Its difficult to know if your lo (little one) needs to see a specialist.

Let me share my story:

It was quite early on at nursery around the age of 18 months, that the teacher called me in over JD (my lo). He would get frustrated and throw things, he even bit one child – the horror – not my gentle, sensitive, happy lo SURELY? This was speech related which I’ll talk about in more detail about in another post (he couldn’t tell the teacher that someone had already bitten him quite severely on the back – and was caught retaliating by biting back).

Not paying attention
In ‘group time’, sitting in a circle, singing nursery rhymes he would be lying on the floor, aggravating the other children by prodding, pulling shoe laces, generally just doing whatever he wanted.

Not paying attention here either!
He couldn’t sit still for one minute. It was often reported back to me that when he was expected to be doing a group activity, he would be wandering up and down the shelves of toys and activities, from one end of the room to the other, not participating and with very little interaction with the other children – playing alongside them, not with them.

He wasn’t great at sharing or changing from one activity to another, which I put down to him being an only child who admittedly was mollycoddled, not just by myself, but by his grandparents 🙂 and the live-in nanny.

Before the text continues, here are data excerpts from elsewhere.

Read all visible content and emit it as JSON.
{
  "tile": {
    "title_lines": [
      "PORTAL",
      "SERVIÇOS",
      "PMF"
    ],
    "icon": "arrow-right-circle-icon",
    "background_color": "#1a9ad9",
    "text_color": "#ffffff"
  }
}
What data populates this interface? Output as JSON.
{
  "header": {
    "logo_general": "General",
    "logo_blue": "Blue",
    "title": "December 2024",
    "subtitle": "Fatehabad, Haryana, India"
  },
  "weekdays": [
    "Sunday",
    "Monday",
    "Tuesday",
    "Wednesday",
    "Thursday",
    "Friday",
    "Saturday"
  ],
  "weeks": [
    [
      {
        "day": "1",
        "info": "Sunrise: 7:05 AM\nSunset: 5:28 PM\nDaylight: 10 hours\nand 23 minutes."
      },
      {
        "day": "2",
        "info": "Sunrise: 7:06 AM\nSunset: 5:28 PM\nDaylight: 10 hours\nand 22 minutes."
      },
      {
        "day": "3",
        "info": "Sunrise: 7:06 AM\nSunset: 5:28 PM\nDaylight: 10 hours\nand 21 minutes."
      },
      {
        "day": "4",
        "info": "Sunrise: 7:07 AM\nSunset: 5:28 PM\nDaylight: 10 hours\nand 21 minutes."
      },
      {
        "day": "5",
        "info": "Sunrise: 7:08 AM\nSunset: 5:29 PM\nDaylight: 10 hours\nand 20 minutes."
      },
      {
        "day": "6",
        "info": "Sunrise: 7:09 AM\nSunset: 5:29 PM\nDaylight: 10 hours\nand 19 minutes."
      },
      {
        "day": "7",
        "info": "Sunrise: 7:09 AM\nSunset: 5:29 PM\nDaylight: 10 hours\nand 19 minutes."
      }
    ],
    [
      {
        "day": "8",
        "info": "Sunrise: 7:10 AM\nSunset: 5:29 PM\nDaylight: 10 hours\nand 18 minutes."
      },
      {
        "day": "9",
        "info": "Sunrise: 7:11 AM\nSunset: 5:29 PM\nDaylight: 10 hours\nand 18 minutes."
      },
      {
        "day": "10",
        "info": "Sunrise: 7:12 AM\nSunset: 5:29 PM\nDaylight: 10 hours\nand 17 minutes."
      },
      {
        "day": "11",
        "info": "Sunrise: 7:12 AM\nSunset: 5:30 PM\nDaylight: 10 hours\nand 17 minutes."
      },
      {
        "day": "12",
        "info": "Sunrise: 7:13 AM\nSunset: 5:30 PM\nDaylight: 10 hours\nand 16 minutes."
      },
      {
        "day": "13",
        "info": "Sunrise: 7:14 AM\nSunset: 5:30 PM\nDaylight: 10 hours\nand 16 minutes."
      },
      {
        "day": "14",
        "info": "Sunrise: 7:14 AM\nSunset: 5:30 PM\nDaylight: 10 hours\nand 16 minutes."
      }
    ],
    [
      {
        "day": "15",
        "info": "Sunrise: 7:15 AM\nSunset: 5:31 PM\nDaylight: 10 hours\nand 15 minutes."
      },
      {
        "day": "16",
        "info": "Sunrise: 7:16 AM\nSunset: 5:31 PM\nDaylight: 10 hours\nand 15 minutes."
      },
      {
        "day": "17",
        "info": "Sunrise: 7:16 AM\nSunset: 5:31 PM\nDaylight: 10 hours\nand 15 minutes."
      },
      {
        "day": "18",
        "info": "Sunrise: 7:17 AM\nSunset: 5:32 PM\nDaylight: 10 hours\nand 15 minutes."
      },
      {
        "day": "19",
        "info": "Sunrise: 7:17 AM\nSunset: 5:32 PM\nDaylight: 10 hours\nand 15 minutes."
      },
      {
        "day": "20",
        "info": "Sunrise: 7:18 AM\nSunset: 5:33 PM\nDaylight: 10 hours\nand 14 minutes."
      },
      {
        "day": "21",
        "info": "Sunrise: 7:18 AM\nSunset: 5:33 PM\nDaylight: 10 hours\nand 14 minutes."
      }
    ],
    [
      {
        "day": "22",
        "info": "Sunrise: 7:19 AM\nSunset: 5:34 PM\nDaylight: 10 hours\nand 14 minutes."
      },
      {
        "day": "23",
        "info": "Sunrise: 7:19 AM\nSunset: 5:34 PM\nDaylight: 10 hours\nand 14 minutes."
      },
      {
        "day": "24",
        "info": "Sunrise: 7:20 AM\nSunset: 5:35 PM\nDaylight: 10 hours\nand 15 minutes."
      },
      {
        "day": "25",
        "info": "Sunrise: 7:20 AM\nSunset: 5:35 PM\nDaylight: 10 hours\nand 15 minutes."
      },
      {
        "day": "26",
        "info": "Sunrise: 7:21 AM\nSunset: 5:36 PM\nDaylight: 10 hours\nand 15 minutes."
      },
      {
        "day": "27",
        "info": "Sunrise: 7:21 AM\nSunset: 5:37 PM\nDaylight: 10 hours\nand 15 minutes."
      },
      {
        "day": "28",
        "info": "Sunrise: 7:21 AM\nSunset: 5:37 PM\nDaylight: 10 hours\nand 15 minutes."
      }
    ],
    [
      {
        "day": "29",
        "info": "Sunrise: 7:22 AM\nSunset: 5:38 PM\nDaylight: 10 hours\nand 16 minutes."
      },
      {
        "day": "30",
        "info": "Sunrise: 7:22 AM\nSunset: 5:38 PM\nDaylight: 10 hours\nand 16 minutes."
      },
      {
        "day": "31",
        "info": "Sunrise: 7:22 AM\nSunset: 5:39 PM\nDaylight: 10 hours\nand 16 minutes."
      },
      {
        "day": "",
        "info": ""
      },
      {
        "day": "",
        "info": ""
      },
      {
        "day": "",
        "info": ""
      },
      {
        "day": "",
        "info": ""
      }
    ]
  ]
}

Mealtimes would be disruptive, both in and out of nursery. JD was a slow eater, particular to certain textures and fussy. Once he was of an age that he was no longer ‘strapped-in’ for meals, he couldn’t sit in his chair for longer than a minute or two. He’d be under the table, on the table, stood next to the table – anywhere but where he was supposed to be sitting.

JD also had a LOT of sensitivities. From noises (the flush of a toilet, loud bangs, big crowds), to sensations (getting his haircut was torture for the whole family – which I later realised had nothing to do with the scissors. It was the tickles of the cut hair falling on him that he could not stand – nor articulate – until he was about 4).

The most worrying for me as a parent, was a lot of the time he wouldn’t react to me calling him. I could shout his name umpteen times, without him turning or acknowledging me. ‘Not listening’ and ‘impulsiveness’ brought with it several ‘heart stopping’ moments, both in crowds and around traffic.

Lets be honest here, most children do or go through all of these things right?!  Well, yes, I guess they do. With ADHD these behaviours are an every day affair. It also lasted up to years longer than it did with most other children.

So, when did I decide to do something about it? It took me a long while. Nearly 18 months later, when JD was 3, he was rejected from kindergarten in an international school.